Instructors: Kathryn Bosher (Classics), Thomas Simpson (French & Italian), William N. West (English, Classics, and Comparative Studies)

As a mode, comedy can be critical, affirmative, adaptive, or all three.  It shows both a society's limitations and how they can be negotiated and lived within; it can point out the forces and actions that fracture societies, but can also be tolerant of the ways in which societies open themselves to change.  It can suggest flexibility, practicality, acceptance, contingency, or it can police norms and reject deviations from it.  At its most narrow, comedy can be brutally exclusive, punishing and rejecting those who do not conform to a society's demands. At its most open, though, comedy promises that there is place for everyone within a society.  Comedy shows that each community discovers tensions between its desires and its rules, what it demands and expects and forbids, and that the art of living within a society is the tempering of these competing demands in ways that do not destroy either the group or those within it. Perhaps most interestingly to us, comedy as a mode supplies us with the idea that a society can be transformed for the better rather than either being simply accepted or rejected.

Winter 2010

The Good Society and the Question of Species

Instructors: Susan Pearson (History), Laurie Shannon (English), Mary Weismantel (Anthropology, Spanish & Portuguese)
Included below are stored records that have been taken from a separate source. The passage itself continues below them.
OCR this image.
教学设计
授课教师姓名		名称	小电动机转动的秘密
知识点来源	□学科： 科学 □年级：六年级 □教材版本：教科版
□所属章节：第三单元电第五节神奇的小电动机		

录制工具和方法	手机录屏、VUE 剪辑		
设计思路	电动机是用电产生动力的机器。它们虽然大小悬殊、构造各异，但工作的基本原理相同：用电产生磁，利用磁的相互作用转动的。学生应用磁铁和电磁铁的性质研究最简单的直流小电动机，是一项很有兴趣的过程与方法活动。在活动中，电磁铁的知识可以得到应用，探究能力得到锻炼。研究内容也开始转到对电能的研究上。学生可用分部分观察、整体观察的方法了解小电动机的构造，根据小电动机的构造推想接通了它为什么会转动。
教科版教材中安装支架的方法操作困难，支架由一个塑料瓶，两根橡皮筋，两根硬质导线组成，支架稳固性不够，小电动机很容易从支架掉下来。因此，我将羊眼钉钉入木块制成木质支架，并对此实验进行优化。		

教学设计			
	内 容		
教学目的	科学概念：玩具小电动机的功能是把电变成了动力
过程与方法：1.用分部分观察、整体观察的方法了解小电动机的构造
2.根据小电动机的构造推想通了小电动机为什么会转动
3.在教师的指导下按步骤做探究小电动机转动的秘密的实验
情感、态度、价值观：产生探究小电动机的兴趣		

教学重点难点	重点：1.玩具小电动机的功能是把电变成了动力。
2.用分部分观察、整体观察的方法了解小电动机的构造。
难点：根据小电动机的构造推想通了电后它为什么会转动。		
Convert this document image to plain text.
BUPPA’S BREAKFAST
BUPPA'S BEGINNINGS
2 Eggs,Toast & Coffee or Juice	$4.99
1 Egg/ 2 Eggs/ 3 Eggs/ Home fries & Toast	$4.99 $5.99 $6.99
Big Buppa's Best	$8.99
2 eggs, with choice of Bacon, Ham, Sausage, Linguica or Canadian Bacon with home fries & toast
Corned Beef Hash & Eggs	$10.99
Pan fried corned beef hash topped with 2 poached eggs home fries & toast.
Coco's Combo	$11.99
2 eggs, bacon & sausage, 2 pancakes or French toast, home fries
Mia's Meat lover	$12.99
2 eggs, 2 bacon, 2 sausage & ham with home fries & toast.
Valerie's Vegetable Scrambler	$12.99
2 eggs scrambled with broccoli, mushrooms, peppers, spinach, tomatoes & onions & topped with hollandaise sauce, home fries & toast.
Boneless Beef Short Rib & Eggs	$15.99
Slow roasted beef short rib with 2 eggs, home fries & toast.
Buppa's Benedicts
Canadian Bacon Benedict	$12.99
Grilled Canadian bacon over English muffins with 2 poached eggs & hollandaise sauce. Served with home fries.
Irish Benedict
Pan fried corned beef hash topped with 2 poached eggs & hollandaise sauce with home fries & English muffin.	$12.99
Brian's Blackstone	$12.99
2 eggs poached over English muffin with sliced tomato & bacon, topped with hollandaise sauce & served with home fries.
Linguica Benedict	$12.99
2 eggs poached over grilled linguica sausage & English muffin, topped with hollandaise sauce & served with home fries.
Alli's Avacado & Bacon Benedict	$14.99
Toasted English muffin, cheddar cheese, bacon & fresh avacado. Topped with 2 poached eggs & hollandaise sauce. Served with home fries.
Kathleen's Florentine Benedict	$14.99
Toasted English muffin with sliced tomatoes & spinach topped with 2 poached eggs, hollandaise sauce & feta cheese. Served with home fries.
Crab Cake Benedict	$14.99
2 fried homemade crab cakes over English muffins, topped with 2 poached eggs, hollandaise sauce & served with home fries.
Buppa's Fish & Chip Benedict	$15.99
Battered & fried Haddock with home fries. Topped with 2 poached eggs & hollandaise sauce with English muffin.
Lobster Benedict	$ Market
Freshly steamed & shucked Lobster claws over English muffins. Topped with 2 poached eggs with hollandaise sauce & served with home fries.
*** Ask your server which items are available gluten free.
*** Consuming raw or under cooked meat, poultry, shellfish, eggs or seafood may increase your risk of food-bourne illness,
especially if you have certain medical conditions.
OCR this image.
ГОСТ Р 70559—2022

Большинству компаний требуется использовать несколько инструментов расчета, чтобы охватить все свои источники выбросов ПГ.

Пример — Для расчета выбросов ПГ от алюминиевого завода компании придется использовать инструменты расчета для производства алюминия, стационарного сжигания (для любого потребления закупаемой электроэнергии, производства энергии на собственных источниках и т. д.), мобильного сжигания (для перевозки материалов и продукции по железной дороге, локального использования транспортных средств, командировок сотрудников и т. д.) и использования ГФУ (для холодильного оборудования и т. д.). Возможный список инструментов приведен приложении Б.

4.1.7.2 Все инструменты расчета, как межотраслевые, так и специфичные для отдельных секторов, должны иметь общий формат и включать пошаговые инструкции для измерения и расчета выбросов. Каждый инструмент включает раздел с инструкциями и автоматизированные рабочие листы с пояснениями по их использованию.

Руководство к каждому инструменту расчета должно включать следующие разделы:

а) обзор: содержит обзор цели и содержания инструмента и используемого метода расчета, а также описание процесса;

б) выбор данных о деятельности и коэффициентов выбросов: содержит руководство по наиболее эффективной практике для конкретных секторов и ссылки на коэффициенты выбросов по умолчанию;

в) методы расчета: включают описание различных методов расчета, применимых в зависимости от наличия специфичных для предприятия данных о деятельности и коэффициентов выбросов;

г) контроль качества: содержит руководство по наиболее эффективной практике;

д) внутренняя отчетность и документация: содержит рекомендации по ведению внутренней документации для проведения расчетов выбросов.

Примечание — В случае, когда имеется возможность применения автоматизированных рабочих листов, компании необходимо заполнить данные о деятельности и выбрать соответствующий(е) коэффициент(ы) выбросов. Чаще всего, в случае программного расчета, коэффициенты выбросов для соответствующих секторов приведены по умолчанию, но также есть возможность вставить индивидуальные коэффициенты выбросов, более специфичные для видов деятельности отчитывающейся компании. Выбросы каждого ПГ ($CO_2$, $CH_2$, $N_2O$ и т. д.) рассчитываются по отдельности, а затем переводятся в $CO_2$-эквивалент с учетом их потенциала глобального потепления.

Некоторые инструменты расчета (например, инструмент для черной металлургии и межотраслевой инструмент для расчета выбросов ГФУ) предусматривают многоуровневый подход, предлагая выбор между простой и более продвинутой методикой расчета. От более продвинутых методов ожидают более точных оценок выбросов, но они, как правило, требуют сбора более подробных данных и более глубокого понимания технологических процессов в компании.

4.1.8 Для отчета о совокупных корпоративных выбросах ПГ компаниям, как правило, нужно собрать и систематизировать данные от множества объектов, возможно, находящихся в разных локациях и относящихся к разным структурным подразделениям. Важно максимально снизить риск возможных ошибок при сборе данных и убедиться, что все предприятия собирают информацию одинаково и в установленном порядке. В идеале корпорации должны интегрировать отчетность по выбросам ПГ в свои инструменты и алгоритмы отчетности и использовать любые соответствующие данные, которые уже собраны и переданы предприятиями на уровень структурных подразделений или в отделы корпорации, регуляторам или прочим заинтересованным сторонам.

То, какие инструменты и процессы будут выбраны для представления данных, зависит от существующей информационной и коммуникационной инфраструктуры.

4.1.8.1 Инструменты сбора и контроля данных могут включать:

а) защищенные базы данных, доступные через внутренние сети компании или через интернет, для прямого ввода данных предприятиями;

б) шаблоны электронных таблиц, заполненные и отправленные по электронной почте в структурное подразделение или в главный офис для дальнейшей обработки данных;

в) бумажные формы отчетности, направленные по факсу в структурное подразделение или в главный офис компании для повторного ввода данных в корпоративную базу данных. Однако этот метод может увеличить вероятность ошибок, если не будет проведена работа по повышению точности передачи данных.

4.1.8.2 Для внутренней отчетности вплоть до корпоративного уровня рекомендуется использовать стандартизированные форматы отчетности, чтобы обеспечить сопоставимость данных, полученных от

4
A search for "the good life" -- in and through optimal forms of a "good society" -- registers as a persistent concern across time and place. Social visions range, of course, from the pragmatic to the utopian and from the progressive to the traditional. Since the classical period in the West, however, working definitions of "society" have limited the engagements we term "social" to relations between and among human beings alone. While Aristotle characterized humans as "political animals," his extremely influential remarks denying animals a socio-political life may serve as one of the most explicit examples of rejecting the possibility of social participation across species. To cite only a very recent echo of this view, philosopher Giorgio Agamben suggested that "human politics is distinguished from that of other living beings in that it is … tied to language" and based "on a community not simply of the pleasant and the painful but of the good and the evil and the just and the unjust." For the most part, however, such exclusions of non-human animals from conceptions of "society" and political life simply go without saying. But as even these exclusionary formulations show, from the very beginning there is no "human" society without first taking up the question of animals, by whom "the human" is measured and the boundaries of social membership are set.